Wenn deine Hände aufgesprungen, vielleicht sogar blutig sind, solltest du lieber zum Arzt gehen als selbst daran herumzudoktern. Es kann dann nämlich sein, dass du an einem Hautekzem leidest. Das kann durch falsche Pflege noch verschlimmert werden.

Erste Anzeichen dafür sind entzündete, gerötete Hautflächen, die jucken und nässen können. Häufigster Grund für ein Ekzem ist die dauerhafte Reizung der Hände, beispielsweise durch allzu aggressive Seifen, Parfums und Chemikalien. Wenn du empfindliche Haut hast, kann auch schon ein ganz normales Produkt zu aggressiv sein.

Bei der Behandlung finden Hautärzte in der  Regel zuerst heraus, welche Substanz für das Ekzem verantwortlich war. Danach bekommst du Salben, eventuell auch Cortison. Wenn du weißt, was die Hautveränderung auslöst, ist es am besten, durch das Tragen von schützenden Handschuhen einem Ekzem vorzubeugen, indem dieser Stoff von der Haut fern gehalten wird.

 

Hausmittel aus dem Kühlschrank ausprobieren

Gegen raue Hände gibt es eine Vielzahl von Empfehlungen aus der Naturapotheke, die auch gern als Hausmittel bezeichnet werden. Beim Lesen von Ratgebern aus der Buchhandlung bekommt man schnell den Eindruck, dass der halbe Kühlschrank-Inhalt zur Behandlung rauer Hände geeignet ist. Umso besser und billiger.

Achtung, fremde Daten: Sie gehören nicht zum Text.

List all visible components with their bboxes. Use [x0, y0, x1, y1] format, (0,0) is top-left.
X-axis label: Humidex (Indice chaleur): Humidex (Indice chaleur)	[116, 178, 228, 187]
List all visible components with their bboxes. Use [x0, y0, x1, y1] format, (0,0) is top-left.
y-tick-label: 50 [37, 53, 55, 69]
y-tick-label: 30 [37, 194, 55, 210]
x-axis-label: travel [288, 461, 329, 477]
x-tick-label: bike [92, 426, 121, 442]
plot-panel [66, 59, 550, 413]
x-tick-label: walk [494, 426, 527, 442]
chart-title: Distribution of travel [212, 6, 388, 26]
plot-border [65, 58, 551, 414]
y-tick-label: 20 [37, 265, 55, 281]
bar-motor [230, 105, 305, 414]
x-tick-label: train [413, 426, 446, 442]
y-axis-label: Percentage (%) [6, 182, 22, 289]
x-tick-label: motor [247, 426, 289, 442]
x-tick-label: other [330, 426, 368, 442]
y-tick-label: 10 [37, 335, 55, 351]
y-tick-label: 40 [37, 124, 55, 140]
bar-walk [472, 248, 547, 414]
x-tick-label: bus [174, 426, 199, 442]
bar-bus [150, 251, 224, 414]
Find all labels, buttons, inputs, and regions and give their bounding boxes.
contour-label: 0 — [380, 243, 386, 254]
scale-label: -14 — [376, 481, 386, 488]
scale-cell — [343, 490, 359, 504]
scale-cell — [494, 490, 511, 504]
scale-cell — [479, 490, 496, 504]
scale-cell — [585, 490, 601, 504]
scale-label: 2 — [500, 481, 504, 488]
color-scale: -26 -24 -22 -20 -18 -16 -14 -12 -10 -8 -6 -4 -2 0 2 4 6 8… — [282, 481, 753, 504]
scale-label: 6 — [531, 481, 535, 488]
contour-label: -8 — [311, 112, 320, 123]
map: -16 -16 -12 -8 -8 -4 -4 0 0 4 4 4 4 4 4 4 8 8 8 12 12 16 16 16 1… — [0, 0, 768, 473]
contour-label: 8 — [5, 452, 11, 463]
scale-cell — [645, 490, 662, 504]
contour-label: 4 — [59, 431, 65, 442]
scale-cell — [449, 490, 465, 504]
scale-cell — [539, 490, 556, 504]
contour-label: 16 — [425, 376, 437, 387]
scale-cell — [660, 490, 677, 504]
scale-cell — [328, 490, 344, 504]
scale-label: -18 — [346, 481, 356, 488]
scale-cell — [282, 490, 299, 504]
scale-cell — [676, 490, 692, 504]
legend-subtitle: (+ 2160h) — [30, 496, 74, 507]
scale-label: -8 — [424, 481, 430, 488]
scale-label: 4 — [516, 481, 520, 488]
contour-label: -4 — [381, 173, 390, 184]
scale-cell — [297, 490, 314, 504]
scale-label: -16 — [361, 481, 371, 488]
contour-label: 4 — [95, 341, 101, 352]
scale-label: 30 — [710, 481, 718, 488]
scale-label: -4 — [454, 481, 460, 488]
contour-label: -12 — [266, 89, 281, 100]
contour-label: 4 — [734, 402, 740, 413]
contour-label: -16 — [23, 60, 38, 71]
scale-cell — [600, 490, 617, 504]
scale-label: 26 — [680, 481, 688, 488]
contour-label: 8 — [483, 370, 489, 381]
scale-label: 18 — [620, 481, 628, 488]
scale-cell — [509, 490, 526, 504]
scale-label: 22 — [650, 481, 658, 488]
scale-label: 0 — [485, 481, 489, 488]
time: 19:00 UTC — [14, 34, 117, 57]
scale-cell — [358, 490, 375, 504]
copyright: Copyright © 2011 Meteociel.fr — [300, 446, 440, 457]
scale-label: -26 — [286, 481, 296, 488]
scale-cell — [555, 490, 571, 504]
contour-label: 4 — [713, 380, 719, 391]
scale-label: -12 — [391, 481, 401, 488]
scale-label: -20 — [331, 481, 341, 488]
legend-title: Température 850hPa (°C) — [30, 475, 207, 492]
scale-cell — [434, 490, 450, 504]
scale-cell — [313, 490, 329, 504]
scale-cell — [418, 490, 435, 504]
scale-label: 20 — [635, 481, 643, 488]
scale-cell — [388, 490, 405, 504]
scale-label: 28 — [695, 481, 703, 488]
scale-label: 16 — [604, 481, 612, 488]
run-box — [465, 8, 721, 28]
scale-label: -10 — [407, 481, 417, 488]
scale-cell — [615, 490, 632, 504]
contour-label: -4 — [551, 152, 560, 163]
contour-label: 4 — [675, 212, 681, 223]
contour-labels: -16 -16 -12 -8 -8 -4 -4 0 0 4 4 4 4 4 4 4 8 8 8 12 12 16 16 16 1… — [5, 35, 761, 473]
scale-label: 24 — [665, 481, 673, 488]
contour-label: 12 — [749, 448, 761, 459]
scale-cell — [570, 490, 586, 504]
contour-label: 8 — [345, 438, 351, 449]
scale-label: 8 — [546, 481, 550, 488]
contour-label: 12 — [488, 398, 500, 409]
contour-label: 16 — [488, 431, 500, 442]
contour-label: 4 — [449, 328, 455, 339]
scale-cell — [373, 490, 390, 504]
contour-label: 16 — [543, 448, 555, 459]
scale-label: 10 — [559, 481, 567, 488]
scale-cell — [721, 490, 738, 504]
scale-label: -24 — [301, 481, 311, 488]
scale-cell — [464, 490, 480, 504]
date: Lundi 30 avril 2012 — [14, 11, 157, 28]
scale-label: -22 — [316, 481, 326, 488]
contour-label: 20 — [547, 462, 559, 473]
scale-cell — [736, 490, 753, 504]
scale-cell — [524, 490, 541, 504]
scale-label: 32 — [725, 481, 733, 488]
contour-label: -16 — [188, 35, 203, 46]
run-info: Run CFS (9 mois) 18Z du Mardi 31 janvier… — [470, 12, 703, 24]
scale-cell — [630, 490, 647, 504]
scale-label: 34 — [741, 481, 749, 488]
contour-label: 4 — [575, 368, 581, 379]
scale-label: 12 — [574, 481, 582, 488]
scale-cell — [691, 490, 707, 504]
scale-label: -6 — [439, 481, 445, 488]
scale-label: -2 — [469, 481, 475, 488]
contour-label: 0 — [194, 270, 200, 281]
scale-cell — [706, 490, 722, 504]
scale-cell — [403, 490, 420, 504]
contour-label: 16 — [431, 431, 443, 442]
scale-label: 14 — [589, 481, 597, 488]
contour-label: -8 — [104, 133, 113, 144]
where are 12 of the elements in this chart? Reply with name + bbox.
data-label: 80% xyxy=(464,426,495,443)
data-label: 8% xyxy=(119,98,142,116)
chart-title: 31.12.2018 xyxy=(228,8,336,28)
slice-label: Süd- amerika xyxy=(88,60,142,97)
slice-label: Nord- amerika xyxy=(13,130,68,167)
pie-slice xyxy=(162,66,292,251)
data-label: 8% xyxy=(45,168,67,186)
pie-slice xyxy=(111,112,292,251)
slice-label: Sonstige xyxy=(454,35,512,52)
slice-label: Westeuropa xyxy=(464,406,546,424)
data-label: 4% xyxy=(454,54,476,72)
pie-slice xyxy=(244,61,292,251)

Ob sich die Haut deiner Hände durch eine Zitronensaft-Honig-Mixtur, eine Mohrrübe-Quark-Weizenkeim-Mischung oder Banane-Schlagsahne-Joghurt-Zubereitung beruhigen lässt, musst du selbst herausfinden. Auch Oliven-, Jojoba-, Sonnenblumen-, Mandel-  und Kürbiskernöl zum Einreiben der Hände und kaltes Kartoffelwasser werden gern empfohlen.

Eine selbst hergestellte Handcreme sollte unbedingt auch ölhaltige Avocado enthalten. Es ist durchaus möglich, dass unter all diesen Vorschlägen die für deine Hände geeignete Mischung dabei ist. Probiere es einfach aus. Was nicht wirkt, kannst du ja vielleicht stattdessen noch essen.

 

Fazit der Redaktion

Raue Hände sind so unangenehm wie unschön. Und obendrein auch noch unnötig. Denn durch regelmäßiges Eincremen sind sie ganz leicht zu vermeiden. Es sei denn, hinter dem Problem verbirgt sich eine veritable Hautkrankheit, beispielsweise ein Ekzem. Das kann nur der Arzt behandeln.

Meist ist aber auch diese lästige Erscheinung durch bloßes Einreiben zu beheben, dann eben mit den verschreibungspflichtigen Salben vom Hautarzt. Raue Hände sind also ein Problem, das man nicht vernachlässigen sollte. Sind sie doch so leicht zu beheben.